Definition of $coNP$

computational complexity

I have this question about the definition of $coNP$ in our lecture that I simply cannot wrap my head around. We define
$$ coNP := \{L \subset \{0,1\}^* \mid \bar{L} \in NP\},$$
and then later on we give as an example $\bar{SAT} = \{\varphi \mid \varphi \text{ is unsatisfiable}\}$. Now this makes no sense to me:

Firstly if we look at $\{0,1\}^*$ then couldn't the same binary string mean two completely different things depending on the semantics we choose to encode the instances? For examples $01$ could encode an empty graph or a graph with a single vertex or whatsoever). Also couldn't many binary strings lead to the same instance depending on semantics? for example by saying $0 = 00$.

Secondly, specifically for $\bar{SAT}$, why is it exactly the unsatisfiable formulas given the definition?
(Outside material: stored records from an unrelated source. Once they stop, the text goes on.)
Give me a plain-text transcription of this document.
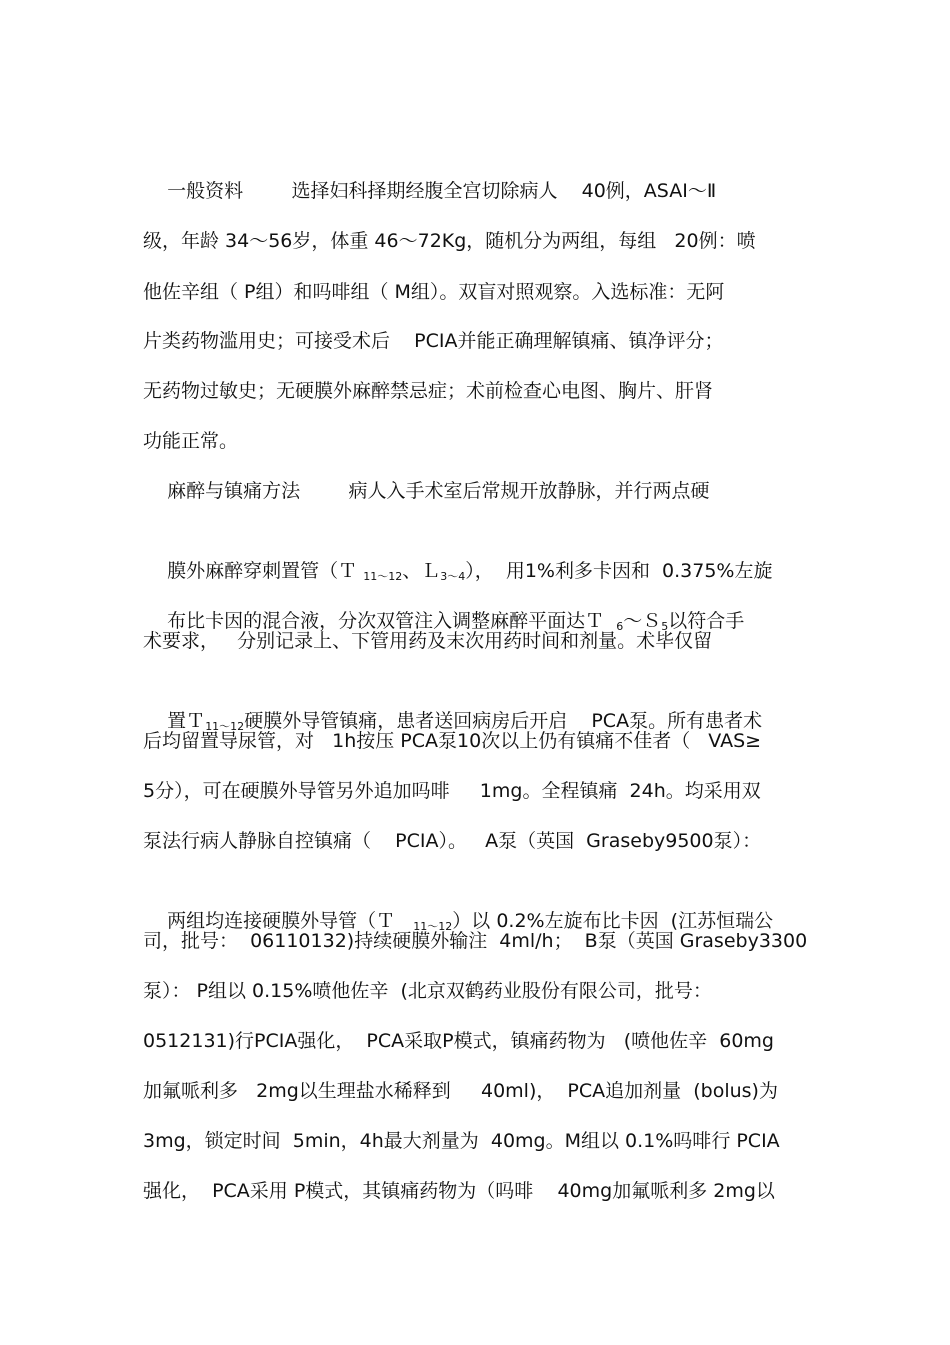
一般资料        选择妇科择期经腹全宫切除病人    40例，ASAⅠ～Ⅱ
级，年龄 34～56岁，体重 46～72Kg，随机分为两组，每组   20例：喷
他佐辛组（ P组）和吗啡组（ M组）。双盲对照观察。入选标准：无阿
片类药物滥用史；可接受术后    PCIA并能正确理解镇痛、镇净评分；
无药物过敏史；无硬膜外麻醉禁忌症；术前检查心电图、胸片、肝肾
功能正常。
麻醉与镇痛方法        病人入手术室后常规开放静脉，并行两点硬

膜外麻醉穿刺置管（Ｔ $_{11\sim 12}$、Ｌ$_{3\sim 4}$），  用1%利多卡因和  0.375%左旋

布比卡因的混合液，分次双管注入调整麻醉平面达Ｔ  $_6$～Ｓ$_5$以符合手

术要求，   分别记录上、下管用药及末次用药时间和剂量。术毕仅留

置Ｔ$_{11\sim 12}$硬膜外导管镇痛，患者送回病房后开启    PCA泵。所有患者术

后均留置导尿管，对   1h按压 PCA泵10次以上仍有镇痛不佳者（   VAS≥
5分），可在硬膜外导管另外追加吗啡     1mg。全程镇痛  24h。均采用双
泵法行病人静脉自控镇痛（    PCIA）。   A泵（英国  Graseby9500泵）：

两组均连接硬膜外导管（Ｔ   $_{11\sim 12}$）以 0.2%左旋布比卡因  (江苏恒瑞公

司，批号：  06110132)持续硬膜外输注  4ml/h；  B泵（英国 Graseby3300
泵）： P组以 0.15%喷他佐辛  (北京双鹤药业股份有限公司，批号：
0512131)行PCIA强化，  PCA采取P模式，镇痛药物为   (喷他佐辛  60mg
加氟哌利多   2mg以生理盐水稀释到     40ml)，  PCA追加剂量  (bolus)为
3mg，锁定时间  5min，4h最大剂量为  40mg。M组以 0.1%吗啡行 PCIA
强化，  PCA采用 P模式，其镇痛药物为（吗啡    40mg加氟哌利多 2mg以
Shouldn't the complement of $SAT$ when seen as a subset of $\{0,1\}^*$ contain a lot of garbage that could not even be interpreted as formulas?

Somehow it seems that the intuition for $coNP$ as used for $\bar{SAT}$ just does not match its definition, which should be crucial for a better understanding of the class?
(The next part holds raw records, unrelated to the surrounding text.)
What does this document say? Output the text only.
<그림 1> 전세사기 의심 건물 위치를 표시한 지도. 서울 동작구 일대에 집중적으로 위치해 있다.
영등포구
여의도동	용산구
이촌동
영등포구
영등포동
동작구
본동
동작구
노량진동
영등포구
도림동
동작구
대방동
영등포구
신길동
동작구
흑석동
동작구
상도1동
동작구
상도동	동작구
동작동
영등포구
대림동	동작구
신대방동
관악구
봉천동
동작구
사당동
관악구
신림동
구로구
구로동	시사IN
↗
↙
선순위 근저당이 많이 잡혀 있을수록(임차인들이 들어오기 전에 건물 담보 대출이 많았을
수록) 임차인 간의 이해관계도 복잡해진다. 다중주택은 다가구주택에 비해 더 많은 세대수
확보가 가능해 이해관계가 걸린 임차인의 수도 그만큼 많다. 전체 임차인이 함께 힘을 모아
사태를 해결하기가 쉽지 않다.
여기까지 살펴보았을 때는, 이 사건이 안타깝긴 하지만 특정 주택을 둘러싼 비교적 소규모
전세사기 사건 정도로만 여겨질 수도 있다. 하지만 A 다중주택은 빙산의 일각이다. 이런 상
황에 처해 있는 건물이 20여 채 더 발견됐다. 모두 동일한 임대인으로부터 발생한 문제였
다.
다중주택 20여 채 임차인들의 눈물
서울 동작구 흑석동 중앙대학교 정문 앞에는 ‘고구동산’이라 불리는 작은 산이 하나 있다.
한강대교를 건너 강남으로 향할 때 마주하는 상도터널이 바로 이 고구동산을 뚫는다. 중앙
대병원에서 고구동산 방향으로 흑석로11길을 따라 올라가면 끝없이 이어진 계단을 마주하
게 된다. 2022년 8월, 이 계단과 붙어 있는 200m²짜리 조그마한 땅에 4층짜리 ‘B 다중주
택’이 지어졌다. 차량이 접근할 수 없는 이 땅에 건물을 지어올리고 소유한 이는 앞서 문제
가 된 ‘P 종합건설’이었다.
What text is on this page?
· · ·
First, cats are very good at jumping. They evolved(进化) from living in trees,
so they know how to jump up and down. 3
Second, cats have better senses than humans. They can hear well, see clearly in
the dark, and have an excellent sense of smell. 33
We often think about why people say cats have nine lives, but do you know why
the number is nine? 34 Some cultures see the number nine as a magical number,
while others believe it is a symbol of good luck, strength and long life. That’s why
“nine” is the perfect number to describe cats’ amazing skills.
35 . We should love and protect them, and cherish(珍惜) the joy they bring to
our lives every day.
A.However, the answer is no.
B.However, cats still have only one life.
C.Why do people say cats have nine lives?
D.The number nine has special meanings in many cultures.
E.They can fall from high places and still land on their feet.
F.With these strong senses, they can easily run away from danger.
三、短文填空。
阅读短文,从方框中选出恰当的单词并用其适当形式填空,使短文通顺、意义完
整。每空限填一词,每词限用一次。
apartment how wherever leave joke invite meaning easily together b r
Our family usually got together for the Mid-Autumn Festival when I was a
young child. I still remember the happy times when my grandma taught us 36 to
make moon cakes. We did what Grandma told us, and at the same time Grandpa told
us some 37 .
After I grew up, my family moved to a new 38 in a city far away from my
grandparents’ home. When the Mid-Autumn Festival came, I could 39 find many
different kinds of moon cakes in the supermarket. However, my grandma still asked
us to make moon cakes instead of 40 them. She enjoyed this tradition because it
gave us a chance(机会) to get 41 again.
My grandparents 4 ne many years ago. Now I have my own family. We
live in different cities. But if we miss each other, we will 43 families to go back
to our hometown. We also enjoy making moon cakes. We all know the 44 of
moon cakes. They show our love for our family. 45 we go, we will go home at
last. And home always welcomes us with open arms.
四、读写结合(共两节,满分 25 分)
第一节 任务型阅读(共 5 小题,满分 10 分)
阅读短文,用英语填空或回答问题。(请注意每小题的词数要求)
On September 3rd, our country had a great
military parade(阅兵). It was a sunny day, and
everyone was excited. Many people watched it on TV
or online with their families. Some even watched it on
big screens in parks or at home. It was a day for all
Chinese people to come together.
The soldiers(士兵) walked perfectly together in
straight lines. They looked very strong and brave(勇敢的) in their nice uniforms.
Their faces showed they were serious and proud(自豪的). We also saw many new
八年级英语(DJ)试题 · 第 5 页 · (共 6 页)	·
Maybe I'm getting some things wrong here so I'm glad if you could lead me out of this confusion.

Best Answer

For you first point, in the definition of $\mathrm{co}\mathrm{NP}$, $L$ is just a set of strings of $0$s and $1$s - it doesn't matter what a string "encodes".
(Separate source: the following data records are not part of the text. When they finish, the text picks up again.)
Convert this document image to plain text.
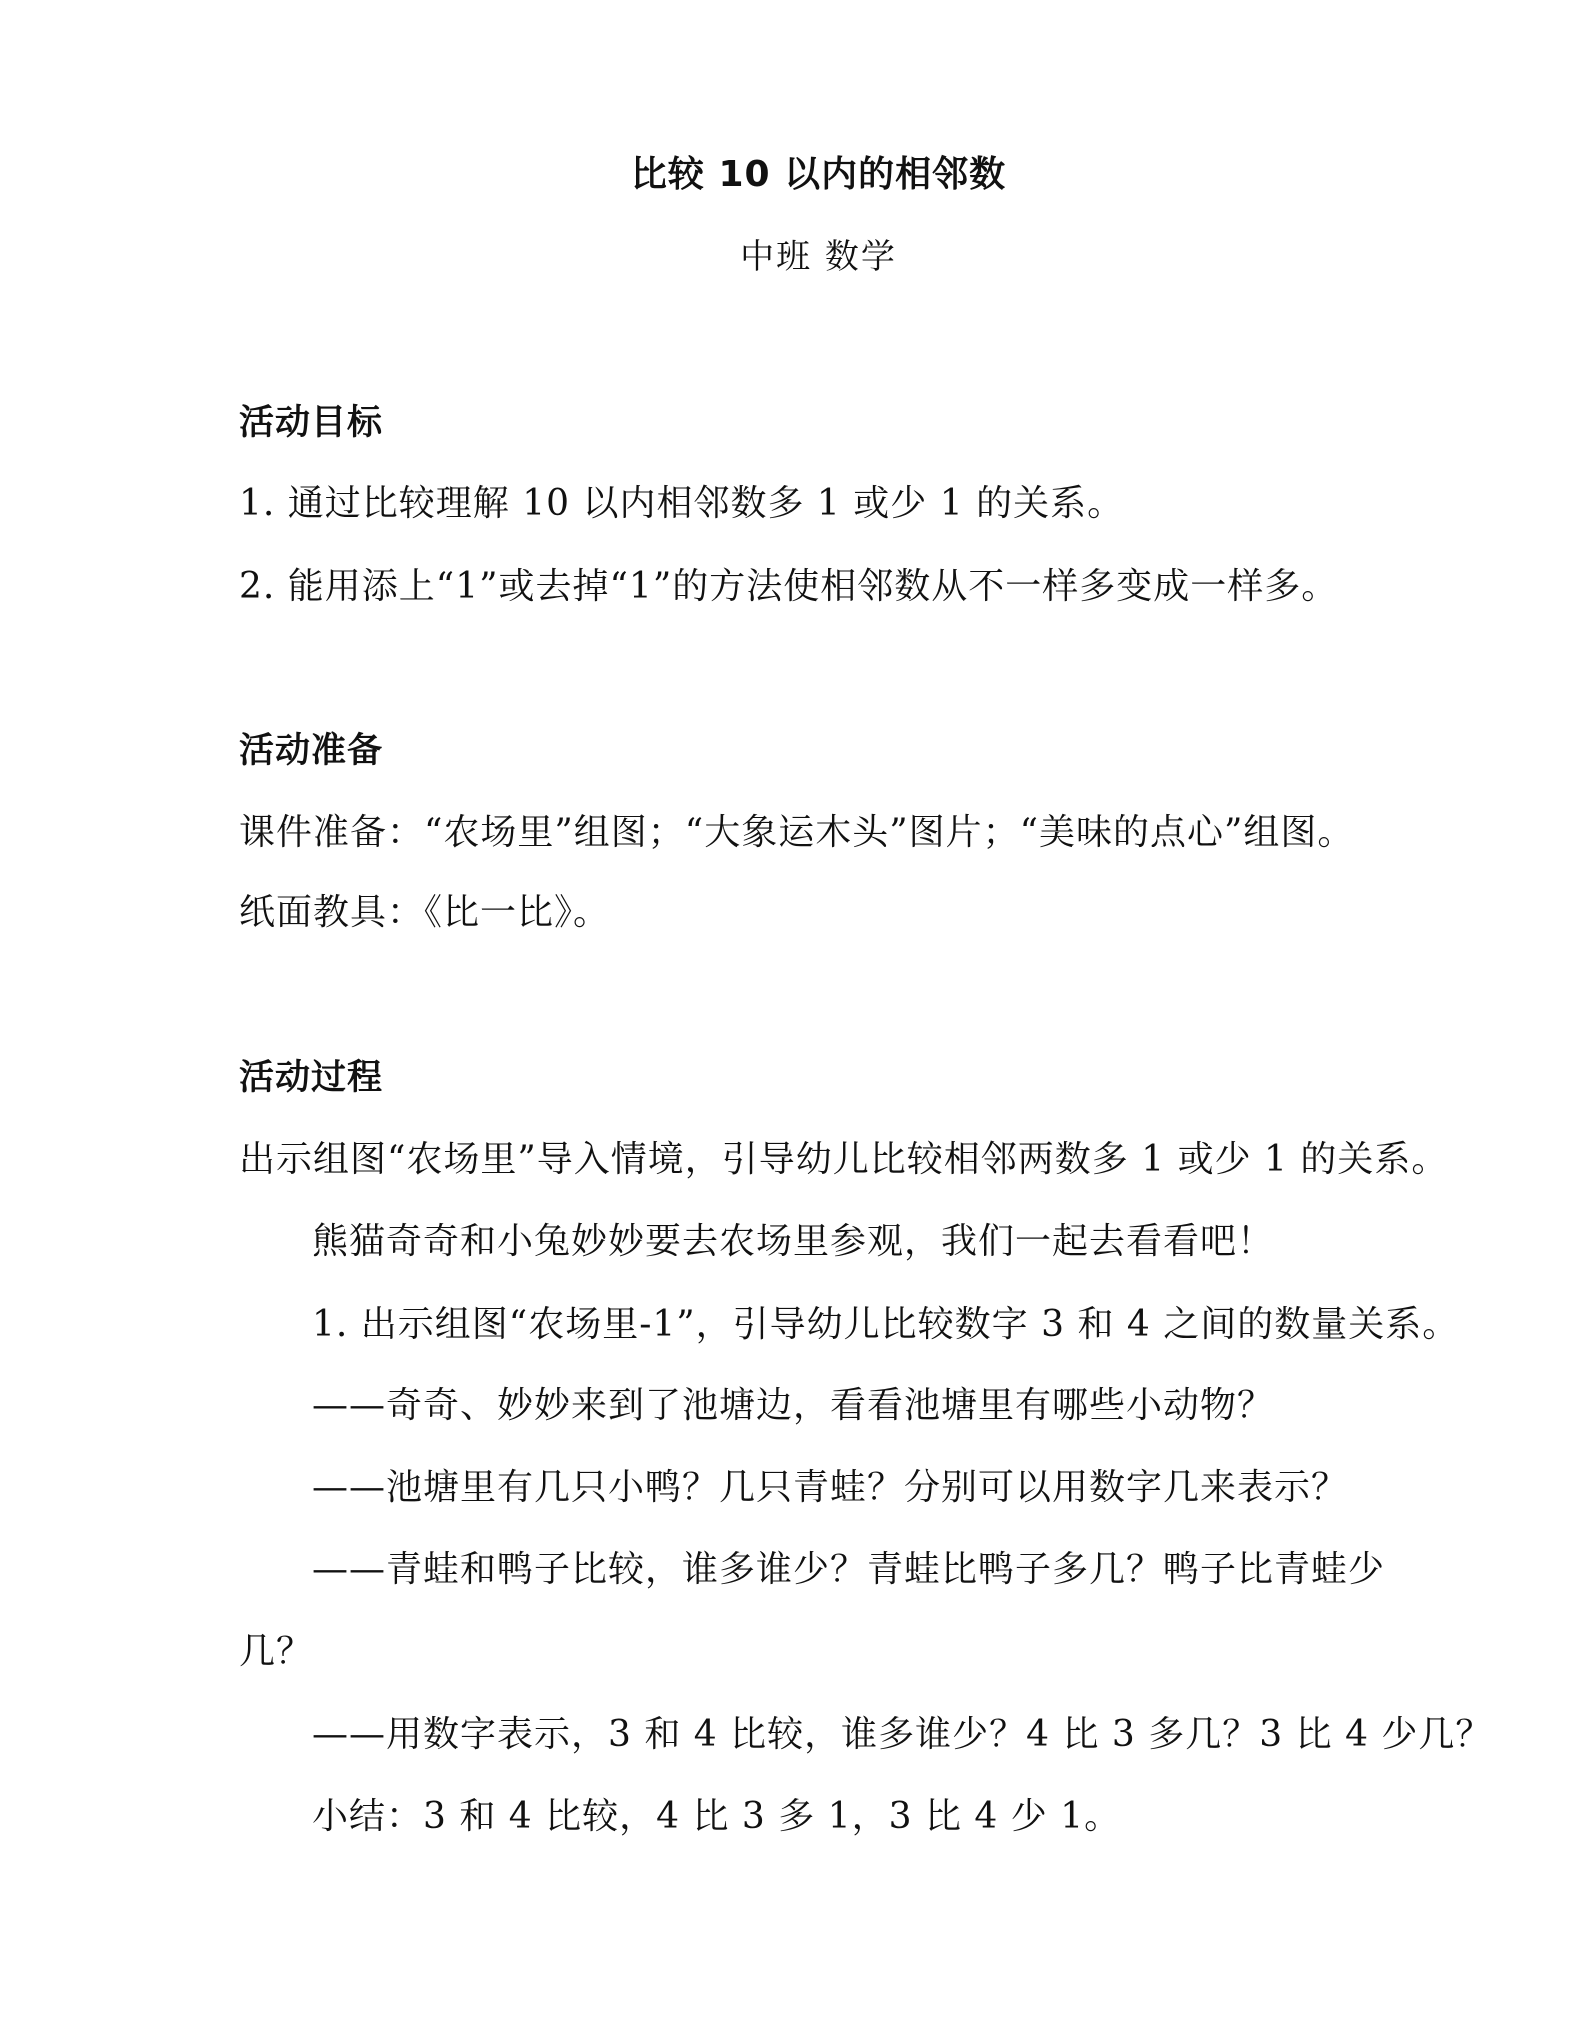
比较 10 以内的相邻数
中班 数学
活动目标
1. 通过比较理解 10 以内相邻数多 1 或少 1 的关系。
2. 能用添上“1”或去掉“1”的方法使相邻数从不一样多变成一样多。
活动准备
课件准备：“农场里”组图；“大象运木头”图片；“美味的点心”组图。
纸面教具：《比一比》。
活动过程
出示组图“农场里”导入情境，引导幼儿比较相邻两数多 1 或少 1 的关系。
熊猫奇奇和小兔妙妙要去农场里参观，我们一起去看看吧！
1. 出示组图“农场里-1”，引导幼儿比较数字 3 和 4 之间的数量关系。
——奇奇、妙妙来到了池塘边，看看池塘里有哪些小动物？
——池塘里有几只小鸭？几只青蛙？分别可以用数字几来表示？
——青蛙和鸭子比较，谁多谁少？青蛙比鸭子多几？鸭子比青蛙少
几？
——用数字表示，3 和 4 比较，谁多谁少？4 比 3 多几？3 比 4 少几？
小结：3 和 4 比较，4 比 3 多 1，3 比 4 少 1。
For your second point, you are right that $\overline{\mathrm SAT}$ viewed as a set of sequences of symbols contains a lot of syntactic junk. However, it takes only polynomial time to parse the sequences and identify the junk, so it doesn't make any difference to questions about whether the original problem is in $P$ or $NP$.

I am afraid I don't understand your last point about intuitions about $\mathrm{co}\mathrm{NP}$ and $\mathrm{SAT}$.